One of the things I’ve realized about walking, is that it is a great opportunity to spend uninterrupted time talking to God. At home, especially these days, lots of people are around, devices chime with a new text, computers play everything from music to video games. Time alone to focus and to pray is hard to come by, but once you head outside, you enter a new world. God’s world. And what a perfect setting to talk to Him!
In these unsettling times, we need to talk to God more than ever. Satan knows how vital time alone with God is. He will try to keep us distracted with pressing needs, emerging headlines, idle pursuits, anything so that we put off seeking God. But we can’t possibly know what is best in any and all the wacky circumstances that are coming our way without the wisdom, direction, and power of God. Now more than ever the best thing we can do is carve out time alone to talk with God.
Over the next few weeks, we plan to post encouragement and suggestions for you as you head out the door and spend some time with your Heavenly Father.
One thing I love to do is begin with what is true about God. In 2 Chronicles 20, Jehoshaphat and the people were about to be attacked. Jehoshaphat went before the Lord and prayed:
“O Lord, the God of our fathers, are Thou not God in the heavens? And are Thou not ruler over all the kingdoms of the nations? Power and might are in Thy hand so that no one can stand against Thee” (20:6).
How perfect is that! He began with what was true about God. God is God in the heavens. He rules over all the kingdoms of all the nations. All power and might are in God’s hands. No one can oppose God and His plan.

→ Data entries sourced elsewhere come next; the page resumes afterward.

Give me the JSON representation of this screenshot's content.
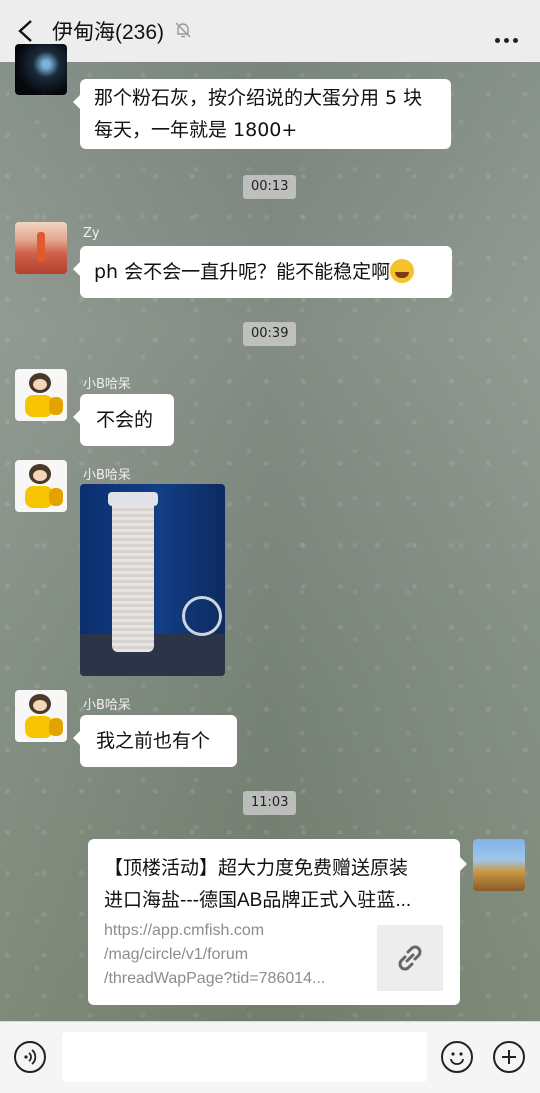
{
  "header": {
    "title": "伊甸海(236)"
  },
  "messages": [
    {
      "type": "text",
      "text": "那个粉石灰，按介绍说的大蛋分用 5 块每天，一年就是 1800+"
    },
    {
      "type": "time",
      "text": "00:13"
    },
    {
      "type": "text",
      "sender": "Zy",
      "text": "ph 会不会一直升呢？能不能稳定啊"
    },
    {
      "type": "time",
      "text": "00:39"
    },
    {
      "type": "text",
      "sender": "小B哈呆",
      "text": "不会的"
    },
    {
      "type": "image",
      "sender": "小B哈呆"
    },
    {
      "type": "text",
      "sender": "小B哈呆",
      "text": "我之前也有个"
    },
    {
      "type": "time",
      "text": "11:03"
    }
  ],
  "link_card": {
    "title_line1": "【顶楼活动】超大力度免费赠送原装",
    "title_line2": "进口海盐---德国AB品牌正式入驻蓝...",
    "url_line1": "https://app.cmfish.com",
    "url_line2": "/mag/circle/v1/forum",
    "url_line3": "/threadWapPage?tid=786014..."
  }
}
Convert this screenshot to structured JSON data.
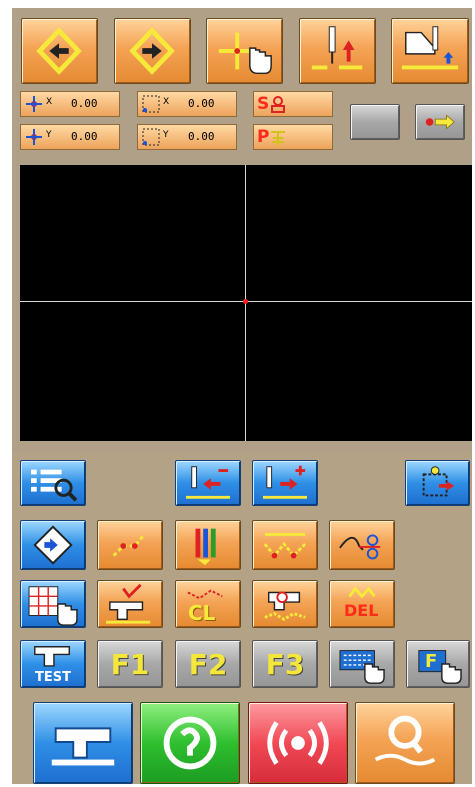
{
  "coords": {
    "x_value": "0.00",
    "y_value": "0.00",
    "rel_x_value": "0.00",
    "rel_y_value": "0.00"
  },
  "status": {
    "speed_label": "S",
    "presser_label": "P"
  },
  "function_keys": {
    "f1": "F1",
    "f2": "F2",
    "f3": "F3",
    "fn_label": "F"
  },
  "labels": {
    "test": "TEST",
    "cl": "CL",
    "del": "DEL"
  },
  "colors": {
    "panel": "#b0a087",
    "button_orange": "#f4a355",
    "button_blue": "#2f8fe6",
    "screen": "#000000",
    "crosshair_center": "#ff2020"
  }
}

Notice how Jehoshaphat didn’t begin with just what he needed or wanted? He began with who God is and that put into perspective everything he prayed after that. Did he pray for help and protection? Sure. See verses 7-12. But he was able to confidently lay out all his needs before God because he first reminded himself that God was completely in control and able to handle all his needs. I’ve used Jehoshaphat’s words many times to start my prayers, and suddenly the whole desperation of my prayer has calmed down and my need has come into better focus.

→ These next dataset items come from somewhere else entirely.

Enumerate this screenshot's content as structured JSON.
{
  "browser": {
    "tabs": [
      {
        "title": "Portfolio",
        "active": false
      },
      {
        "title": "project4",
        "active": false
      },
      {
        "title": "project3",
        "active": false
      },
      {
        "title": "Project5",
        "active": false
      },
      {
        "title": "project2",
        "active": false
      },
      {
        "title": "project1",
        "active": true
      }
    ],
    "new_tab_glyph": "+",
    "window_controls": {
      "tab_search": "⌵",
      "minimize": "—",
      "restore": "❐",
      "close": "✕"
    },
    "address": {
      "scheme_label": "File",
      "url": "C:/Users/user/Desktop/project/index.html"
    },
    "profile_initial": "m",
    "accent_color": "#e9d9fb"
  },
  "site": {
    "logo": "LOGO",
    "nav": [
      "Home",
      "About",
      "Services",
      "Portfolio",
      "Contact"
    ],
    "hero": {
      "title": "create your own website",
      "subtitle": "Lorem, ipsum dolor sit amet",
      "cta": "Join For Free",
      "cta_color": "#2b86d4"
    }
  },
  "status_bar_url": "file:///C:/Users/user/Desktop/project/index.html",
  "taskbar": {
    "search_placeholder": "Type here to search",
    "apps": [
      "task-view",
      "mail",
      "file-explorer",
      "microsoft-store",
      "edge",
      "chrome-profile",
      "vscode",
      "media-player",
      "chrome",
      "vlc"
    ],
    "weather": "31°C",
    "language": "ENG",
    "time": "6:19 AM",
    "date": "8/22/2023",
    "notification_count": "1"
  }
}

After remembering who his God is and specifically naming all the trouble headed his way, Jehoshaphat ended his prayer this way,
“O our God, wilt Thou not judge them? For we are powerless before this great multitude who are coming against us; nor do we know what to do, but our eyes are on Thee” (20:12).
Like Jehoshaphat, we often feel “powerless” in our circumstances. We, too, “don’t know what to do.” But because we remember we serve a big, almighty God, we can end our prayer like he did, “but our eyes are on Thee.” I encourage you to read the rest of chapter 20 to see how God answered Jehoshaphat’s prayer in powerful and unexpected ways.
What a model to use in framing our prayers! When we remember that God is mightier than the coronavirus, that God rules over the decisions of the nations, that no one will thwart God’s ultimate plans, then we can confidently lay our concerns at His feet and tell Him we, too, are putting our eyes on Him, watching for His leading, His answers, His power, His direction.
I encourage you to head outside today, even just for a few minutes. In the midst of God’s creation, call out to your Father. Remember who He is, ask what’s on your heart, and commit to looking for His direction.